The essentials of this chart are that it uses the five number summary of the spread of the data, with the inter-quartile range (IQR) as a box and the range beyond the IQR as whiskers. These are all the essential elements of a box and whisker plot, 25 years earlier than John Tukey's 1977 book Exploratory Data Analysis which many people herald as the point at which the box plot was 'invented'. I'm calling this the 'Spear range bar' in an attempt to restore some of the credit to her.

We need some example data to demonstrate the method in Excel












These are the key five numbers. First step, we need to calculate the spans between each. This includes the span from zero to the minimum (which  will serve to 'pad' the left hand side of the chart)

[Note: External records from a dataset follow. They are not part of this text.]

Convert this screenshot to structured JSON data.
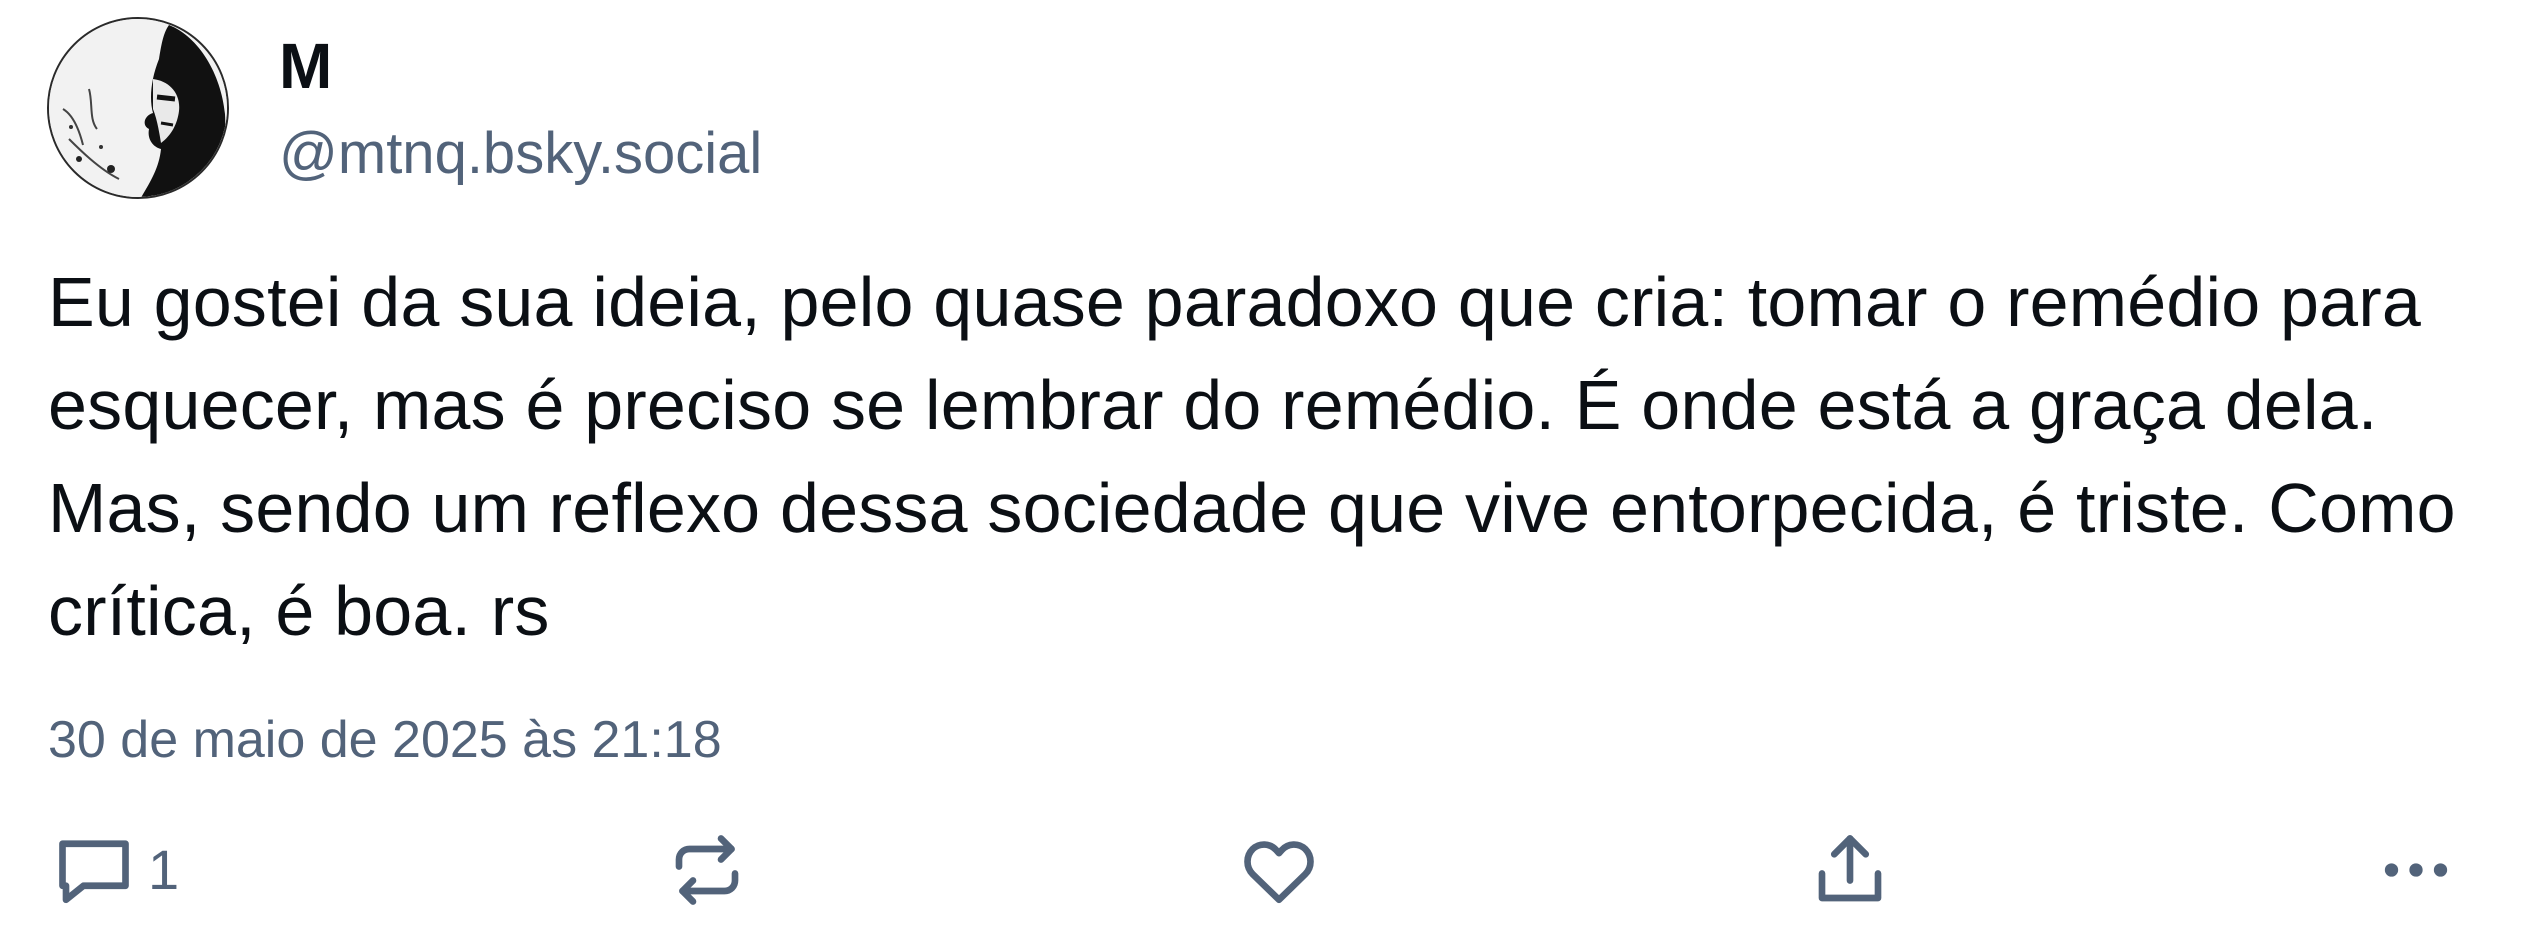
{
  "author": {
    "display_name": "M",
    "handle": "@mtnq.bsky.social",
    "avatar_icon": "avatar-portrait-icon"
  },
  "post": {
    "text": "Eu gostei da sua ideia, pelo quase paradoxo que cria: tomar o remédio para esquecer, mas é preciso se lembrar do remédio. É onde está a graça dela. Mas, sendo um reflexo dessa sociedade que vive entorpecida, é triste. Como crítica, é boa. rs",
    "timestamp": "30 de maio de 2025 às 21:18"
  },
  "actions": {
    "reply": {
      "icon": "reply-icon",
      "count": "1"
    },
    "repost": {
      "icon": "repost-icon"
    },
    "like": {
      "icon": "heart-icon"
    },
    "share": {
      "icon": "share-icon"
    },
    "more": {
      "icon": "more-options-icon"
    }
  },
  "colors": {
    "text": "#0b0f14",
    "muted": "#52637a",
    "background": "#ffffff"
  }
}
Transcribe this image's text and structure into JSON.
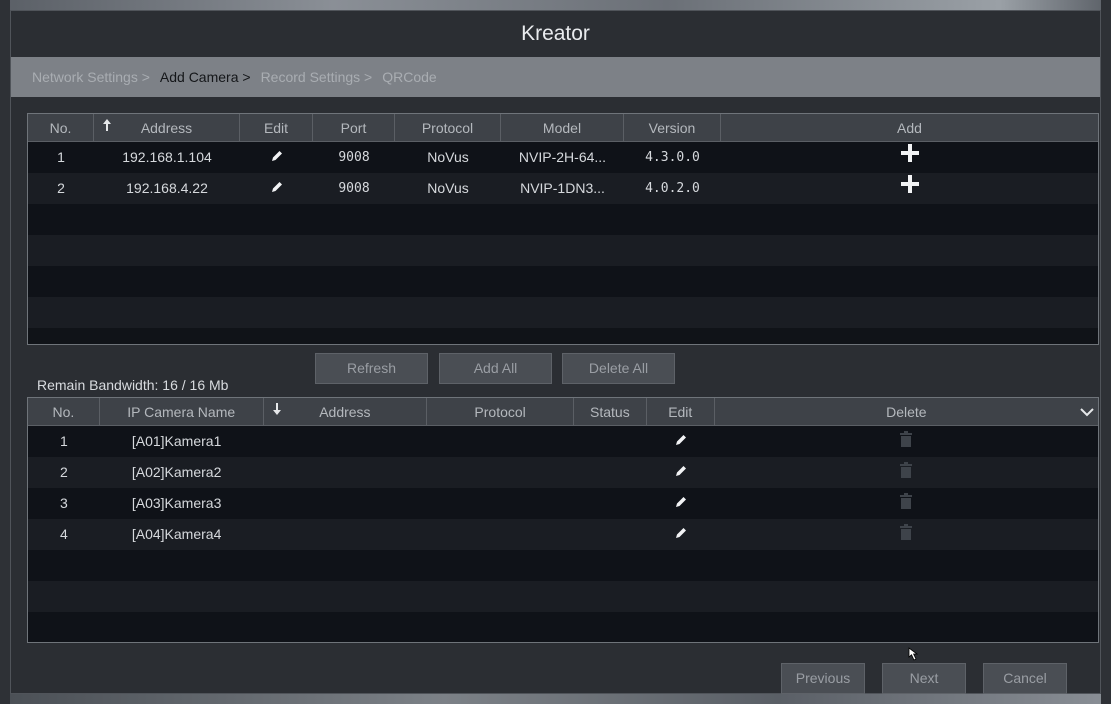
{
  "title": "Kreator",
  "steps": [
    {
      "label": "Network Settings >",
      "active": false
    },
    {
      "label": "Add Camera >",
      "active": true
    },
    {
      "label": "Record Settings >",
      "active": false
    },
    {
      "label": "QRCode",
      "active": false
    }
  ],
  "search_table": {
    "columns": [
      "No.",
      "Address",
      "Edit",
      "Port",
      "Protocol",
      "Model",
      "Version",
      "Add"
    ],
    "rows": [
      {
        "no": "1",
        "address": "192.168.1.104",
        "port": "9008",
        "protocol": "NoVus",
        "model": "NVIP-2H-64...",
        "version": "4.3.0.0"
      },
      {
        "no": "2",
        "address": "192.168.4.22",
        "port": "9008",
        "protocol": "NoVus",
        "model": "NVIP-1DN3...",
        "version": "4.0.2.0"
      }
    ]
  },
  "bandwidth": "Remain Bandwidth: 16 / 16 Mb",
  "buttons": {
    "refresh": "Refresh",
    "add_all": "Add All",
    "delete_all": "Delete All",
    "previous": "Previous",
    "next": "Next",
    "cancel": "Cancel"
  },
  "added_table": {
    "columns": [
      "No.",
      "IP Camera Name",
      "Address",
      "Protocol",
      "Status",
      "Edit",
      "Delete"
    ],
    "rows": [
      {
        "no": "1",
        "name": "[A01]Kamera1"
      },
      {
        "no": "2",
        "name": "[A02]Kamera2"
      },
      {
        "no": "3",
        "name": "[A03]Kamera3"
      },
      {
        "no": "4",
        "name": "[A04]Kamera4"
      }
    ]
  },
  "icons": {
    "sort_up": "arrow-up-icon",
    "sort_down": "arrow-down-icon",
    "edit": "pencil-icon",
    "add": "plus-icon",
    "delete": "trash-icon",
    "dropdown": "chevron-down-icon"
  },
  "colors": {
    "step_bar": "#7d8187",
    "active_step": "#141619",
    "table_bg": "#101318",
    "header_bg": "#3e4248"
  }
}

Next use the calculated span data to create a stacked bar chart















Excel may default to setting up the bars the 'wrong' way round (as above). If so you will have to twist its arm using 'Select Data' then 'Switch Row/Column'























You may also want to restore the sequence (Format Axis ...Categories in Reverse order)








 





















Now we have got all the bits in the right places, most of the rest is formatting.

We need to 'get rid' of' the 0 to Min span - it is just the padding needed to push the edge of the range away from zero. So reformat that Series so that there is no fill and no border line.



Next reformat the two parts of the interquartile range (Q1 to Median and Median to Q3) as simple boxes (no fill, solid line border)



Next we need to format the whiskers  (Min to Q1 and Q3 to Max). A quick way of doing this is to use a picture fill. In a spare corner of the spreadsheet, set up a thick single cell border. Then take a picture of it (the Windows Snipping Tool works well).

Then use this picture as the fill for the series....Insert from Clipboard. You will probably also want to format to 'Stack' (to ensure the line thickness stays the same irrespective of the whisker length

























Format to no border line. Repeat for the other whisker and we are nearly finished


Format to taste:


It' a little clunky but it's fast and effective

If you look on Google for how to create boxplots in Excel, you will find many blog articles all advising the same trick: namely customising error bars to create the whiskers
























This works well but takes a little more setting up than the picture fill method outlined above.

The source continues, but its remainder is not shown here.